In her first year as a Mariner, Bartholomew is sporting a .367 batting average with 18 hits and eight runs batted in in 49 at-bats. She also leads all Mariners with at least 40 at-bats with an on-base percentage of .516, including 11 walks.
"She's a great all-around player," Coastal Georgia head coach Mike Minick said. "The main thing with her is, how good her attitude is.
"She's always encouraging her teammates when they're down. She pumps them up and keeps them pumped up."
Bartholomew admits she's probably the loudest person in the Coastal Georgia dugout, the most talkative and the biggest motivator.
Teammate Savannah Cook, Bartholomew's roommate, said she's never seen Bartholomew get upset during a game. While other players exert their frustrations after striking out, Bartholomew will jog back to the dugout as if nothing happened.

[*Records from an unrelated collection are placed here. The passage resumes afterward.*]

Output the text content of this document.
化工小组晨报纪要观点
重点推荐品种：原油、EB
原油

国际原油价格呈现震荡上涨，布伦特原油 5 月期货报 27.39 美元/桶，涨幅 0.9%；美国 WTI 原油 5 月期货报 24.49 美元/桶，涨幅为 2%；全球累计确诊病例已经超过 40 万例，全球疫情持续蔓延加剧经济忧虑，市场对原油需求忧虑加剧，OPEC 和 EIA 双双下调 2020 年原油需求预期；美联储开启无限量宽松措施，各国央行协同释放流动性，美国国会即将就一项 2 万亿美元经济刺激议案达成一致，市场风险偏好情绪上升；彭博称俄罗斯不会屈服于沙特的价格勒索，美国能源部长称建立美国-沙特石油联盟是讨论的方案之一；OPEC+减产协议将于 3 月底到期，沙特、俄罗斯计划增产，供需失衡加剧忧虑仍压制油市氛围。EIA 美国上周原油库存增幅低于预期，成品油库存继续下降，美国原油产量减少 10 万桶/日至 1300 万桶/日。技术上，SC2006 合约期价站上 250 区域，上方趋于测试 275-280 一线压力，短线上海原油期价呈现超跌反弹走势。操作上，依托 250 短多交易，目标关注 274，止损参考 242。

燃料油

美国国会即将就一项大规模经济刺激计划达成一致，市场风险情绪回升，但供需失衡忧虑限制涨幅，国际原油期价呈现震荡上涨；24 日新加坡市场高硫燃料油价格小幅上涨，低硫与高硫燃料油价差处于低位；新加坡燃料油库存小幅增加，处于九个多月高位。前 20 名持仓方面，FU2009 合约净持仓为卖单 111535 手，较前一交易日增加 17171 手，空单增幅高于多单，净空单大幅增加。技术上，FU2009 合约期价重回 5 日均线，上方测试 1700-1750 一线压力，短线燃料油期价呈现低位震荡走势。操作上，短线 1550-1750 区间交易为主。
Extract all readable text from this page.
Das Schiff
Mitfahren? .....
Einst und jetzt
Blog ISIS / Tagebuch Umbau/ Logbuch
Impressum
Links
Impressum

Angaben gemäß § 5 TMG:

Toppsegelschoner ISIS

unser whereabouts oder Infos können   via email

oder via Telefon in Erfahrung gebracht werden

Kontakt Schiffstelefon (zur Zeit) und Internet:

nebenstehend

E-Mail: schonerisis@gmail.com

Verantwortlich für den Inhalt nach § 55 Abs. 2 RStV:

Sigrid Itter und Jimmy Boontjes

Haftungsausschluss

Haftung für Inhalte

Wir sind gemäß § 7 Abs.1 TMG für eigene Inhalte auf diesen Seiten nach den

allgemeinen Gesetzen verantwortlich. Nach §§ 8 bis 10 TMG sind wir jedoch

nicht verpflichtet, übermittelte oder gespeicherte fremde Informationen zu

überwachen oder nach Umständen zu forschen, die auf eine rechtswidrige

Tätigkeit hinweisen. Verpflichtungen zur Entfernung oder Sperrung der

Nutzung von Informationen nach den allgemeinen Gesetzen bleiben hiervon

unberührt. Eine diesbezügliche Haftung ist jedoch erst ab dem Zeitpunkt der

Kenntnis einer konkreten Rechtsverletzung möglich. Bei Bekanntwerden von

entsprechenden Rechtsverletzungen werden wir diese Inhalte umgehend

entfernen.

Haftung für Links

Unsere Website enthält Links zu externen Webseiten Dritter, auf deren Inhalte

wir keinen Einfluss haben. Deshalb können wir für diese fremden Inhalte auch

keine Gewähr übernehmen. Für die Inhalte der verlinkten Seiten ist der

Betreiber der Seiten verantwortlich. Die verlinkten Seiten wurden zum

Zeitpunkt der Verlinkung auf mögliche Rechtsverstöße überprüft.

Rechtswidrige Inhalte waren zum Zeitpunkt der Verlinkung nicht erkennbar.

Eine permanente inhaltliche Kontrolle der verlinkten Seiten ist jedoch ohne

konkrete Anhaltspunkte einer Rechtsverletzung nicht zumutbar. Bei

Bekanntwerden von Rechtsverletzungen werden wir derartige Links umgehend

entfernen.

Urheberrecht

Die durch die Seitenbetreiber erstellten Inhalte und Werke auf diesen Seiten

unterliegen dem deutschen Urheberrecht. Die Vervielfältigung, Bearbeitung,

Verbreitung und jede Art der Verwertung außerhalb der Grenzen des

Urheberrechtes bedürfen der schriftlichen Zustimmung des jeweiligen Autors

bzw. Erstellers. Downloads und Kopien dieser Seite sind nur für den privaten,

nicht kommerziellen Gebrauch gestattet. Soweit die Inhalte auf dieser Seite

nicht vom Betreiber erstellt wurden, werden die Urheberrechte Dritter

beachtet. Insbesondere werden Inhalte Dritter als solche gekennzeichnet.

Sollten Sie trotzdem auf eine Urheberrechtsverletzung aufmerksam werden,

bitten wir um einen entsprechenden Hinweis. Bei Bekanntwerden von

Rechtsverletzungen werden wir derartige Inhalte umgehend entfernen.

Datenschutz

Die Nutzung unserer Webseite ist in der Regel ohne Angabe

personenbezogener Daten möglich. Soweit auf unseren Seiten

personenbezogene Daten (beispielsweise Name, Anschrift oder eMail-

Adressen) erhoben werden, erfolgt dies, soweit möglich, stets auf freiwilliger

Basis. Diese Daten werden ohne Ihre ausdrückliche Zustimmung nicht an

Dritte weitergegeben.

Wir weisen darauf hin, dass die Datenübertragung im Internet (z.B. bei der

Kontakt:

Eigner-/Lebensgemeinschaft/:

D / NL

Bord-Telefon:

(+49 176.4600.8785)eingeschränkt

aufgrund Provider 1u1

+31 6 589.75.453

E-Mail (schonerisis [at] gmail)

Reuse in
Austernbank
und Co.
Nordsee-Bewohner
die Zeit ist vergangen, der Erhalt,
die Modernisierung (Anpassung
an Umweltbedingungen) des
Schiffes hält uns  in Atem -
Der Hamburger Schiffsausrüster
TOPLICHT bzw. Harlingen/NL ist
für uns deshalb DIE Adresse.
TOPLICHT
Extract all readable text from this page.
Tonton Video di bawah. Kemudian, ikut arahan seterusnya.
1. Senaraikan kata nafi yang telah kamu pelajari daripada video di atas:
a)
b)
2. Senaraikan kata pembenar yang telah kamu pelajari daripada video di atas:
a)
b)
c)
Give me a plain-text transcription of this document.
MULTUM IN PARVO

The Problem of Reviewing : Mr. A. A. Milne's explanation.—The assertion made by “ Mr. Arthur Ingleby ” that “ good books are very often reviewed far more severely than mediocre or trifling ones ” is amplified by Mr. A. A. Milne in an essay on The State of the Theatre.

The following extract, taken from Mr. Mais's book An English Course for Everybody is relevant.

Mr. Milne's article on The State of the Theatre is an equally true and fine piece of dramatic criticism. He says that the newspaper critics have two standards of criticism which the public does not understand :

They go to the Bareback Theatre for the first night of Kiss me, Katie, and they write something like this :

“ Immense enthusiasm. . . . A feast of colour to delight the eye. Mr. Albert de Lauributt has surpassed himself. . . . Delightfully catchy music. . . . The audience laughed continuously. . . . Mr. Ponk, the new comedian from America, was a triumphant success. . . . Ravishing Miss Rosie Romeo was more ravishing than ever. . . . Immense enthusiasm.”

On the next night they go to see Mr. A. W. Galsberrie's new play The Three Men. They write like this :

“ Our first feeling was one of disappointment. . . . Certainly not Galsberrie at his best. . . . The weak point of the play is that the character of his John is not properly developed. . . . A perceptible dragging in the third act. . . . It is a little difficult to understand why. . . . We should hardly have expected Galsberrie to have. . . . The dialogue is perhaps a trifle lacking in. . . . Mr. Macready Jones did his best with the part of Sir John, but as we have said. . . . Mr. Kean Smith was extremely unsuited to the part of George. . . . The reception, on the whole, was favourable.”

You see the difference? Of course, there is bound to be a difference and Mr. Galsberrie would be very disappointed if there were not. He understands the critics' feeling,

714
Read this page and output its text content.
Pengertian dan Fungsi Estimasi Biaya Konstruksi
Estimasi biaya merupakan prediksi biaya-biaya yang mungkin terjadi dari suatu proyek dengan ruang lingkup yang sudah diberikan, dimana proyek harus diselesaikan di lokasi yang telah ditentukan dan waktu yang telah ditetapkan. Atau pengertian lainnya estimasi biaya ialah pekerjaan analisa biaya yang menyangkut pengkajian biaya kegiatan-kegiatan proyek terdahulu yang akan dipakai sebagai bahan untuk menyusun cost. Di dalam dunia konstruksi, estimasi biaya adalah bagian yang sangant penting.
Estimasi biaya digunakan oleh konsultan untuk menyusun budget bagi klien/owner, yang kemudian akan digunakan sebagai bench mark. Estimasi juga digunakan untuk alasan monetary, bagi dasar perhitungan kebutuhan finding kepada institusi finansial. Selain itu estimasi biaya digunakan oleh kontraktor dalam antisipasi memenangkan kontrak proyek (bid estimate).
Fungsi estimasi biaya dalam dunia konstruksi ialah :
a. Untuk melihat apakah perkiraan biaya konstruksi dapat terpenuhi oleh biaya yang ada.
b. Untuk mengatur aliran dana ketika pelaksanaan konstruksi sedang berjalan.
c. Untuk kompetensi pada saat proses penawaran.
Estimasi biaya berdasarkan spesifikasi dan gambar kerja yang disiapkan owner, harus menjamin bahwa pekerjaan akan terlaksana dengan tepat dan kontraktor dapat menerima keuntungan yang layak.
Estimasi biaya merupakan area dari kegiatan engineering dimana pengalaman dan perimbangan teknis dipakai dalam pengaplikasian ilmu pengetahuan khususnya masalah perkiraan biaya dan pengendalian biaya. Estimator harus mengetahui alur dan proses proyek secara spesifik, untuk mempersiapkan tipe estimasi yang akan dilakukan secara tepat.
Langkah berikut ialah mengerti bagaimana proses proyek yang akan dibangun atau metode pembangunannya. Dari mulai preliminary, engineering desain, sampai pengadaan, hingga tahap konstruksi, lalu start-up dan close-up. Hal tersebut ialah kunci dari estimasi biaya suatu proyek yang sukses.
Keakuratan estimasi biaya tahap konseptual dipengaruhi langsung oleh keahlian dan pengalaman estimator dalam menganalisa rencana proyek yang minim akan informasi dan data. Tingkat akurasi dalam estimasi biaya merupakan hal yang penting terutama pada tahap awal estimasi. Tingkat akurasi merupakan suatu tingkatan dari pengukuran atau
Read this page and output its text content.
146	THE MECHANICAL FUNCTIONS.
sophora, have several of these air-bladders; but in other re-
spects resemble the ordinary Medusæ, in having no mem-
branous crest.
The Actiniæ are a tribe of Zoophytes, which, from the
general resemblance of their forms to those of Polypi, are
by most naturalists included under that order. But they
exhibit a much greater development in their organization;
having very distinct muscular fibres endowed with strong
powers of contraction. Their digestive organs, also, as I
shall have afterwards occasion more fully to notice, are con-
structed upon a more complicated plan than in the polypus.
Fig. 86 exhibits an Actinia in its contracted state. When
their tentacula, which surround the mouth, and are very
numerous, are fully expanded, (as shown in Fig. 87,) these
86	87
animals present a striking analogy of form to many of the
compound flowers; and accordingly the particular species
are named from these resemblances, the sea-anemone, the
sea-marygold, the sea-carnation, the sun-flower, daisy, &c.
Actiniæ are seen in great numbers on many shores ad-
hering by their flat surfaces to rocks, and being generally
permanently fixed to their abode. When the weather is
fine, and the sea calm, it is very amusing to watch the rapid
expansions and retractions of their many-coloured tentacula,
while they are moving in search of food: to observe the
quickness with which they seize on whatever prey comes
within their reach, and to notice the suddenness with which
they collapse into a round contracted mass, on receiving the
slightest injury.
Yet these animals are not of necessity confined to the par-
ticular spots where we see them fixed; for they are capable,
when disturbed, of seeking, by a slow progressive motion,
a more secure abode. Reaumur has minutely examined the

Bartholomew's hearing aids aren't covered by insurance, and her family paid $5,000 for her latest set, Tracy said. Bartholomew's dog chewed up the last pair.
Bartholomew said most people are surprised to learn she's hearing impaired, and some of her friends even forget she is because of how well she speaks.
It's an easy mistake that Jim Egan, her stepfather, made the first time he met her. Egan had just started dating Tracy, who told him she had a daughter who was hearing impaired. Not knowing the difference between hearing impaired and deaf, he spent weeks on his own learning sign language before he met Bartholomew. When he finally did, he began signing to her.
"Hi Calli, my name is Jim," he signed. "How are you?"
"Why is he signing to me?" she asked Tracy.
"She can speak?" Jim asked.
"Yeah, she's hearing impaired, not deaf."
Bartholomew loves hearing the voices of her friends and family. She listens to music, and her favorite sounds come from the saxophone.
"I'm determined to have one at my wedding," she said.
Taking out the hearing aids can be an avenue of escape from the world, but she never takes for granted her limited ability to hear, which ultimately prevented her from a life of silence.
"I probably wouldn't be the same person I am today if I couldn't speak," she said. "Sometimes people tell me when they first meet me, that I'm so outgoing and sociable. I wouldn't be like that. I wouldn't be very positive about myself."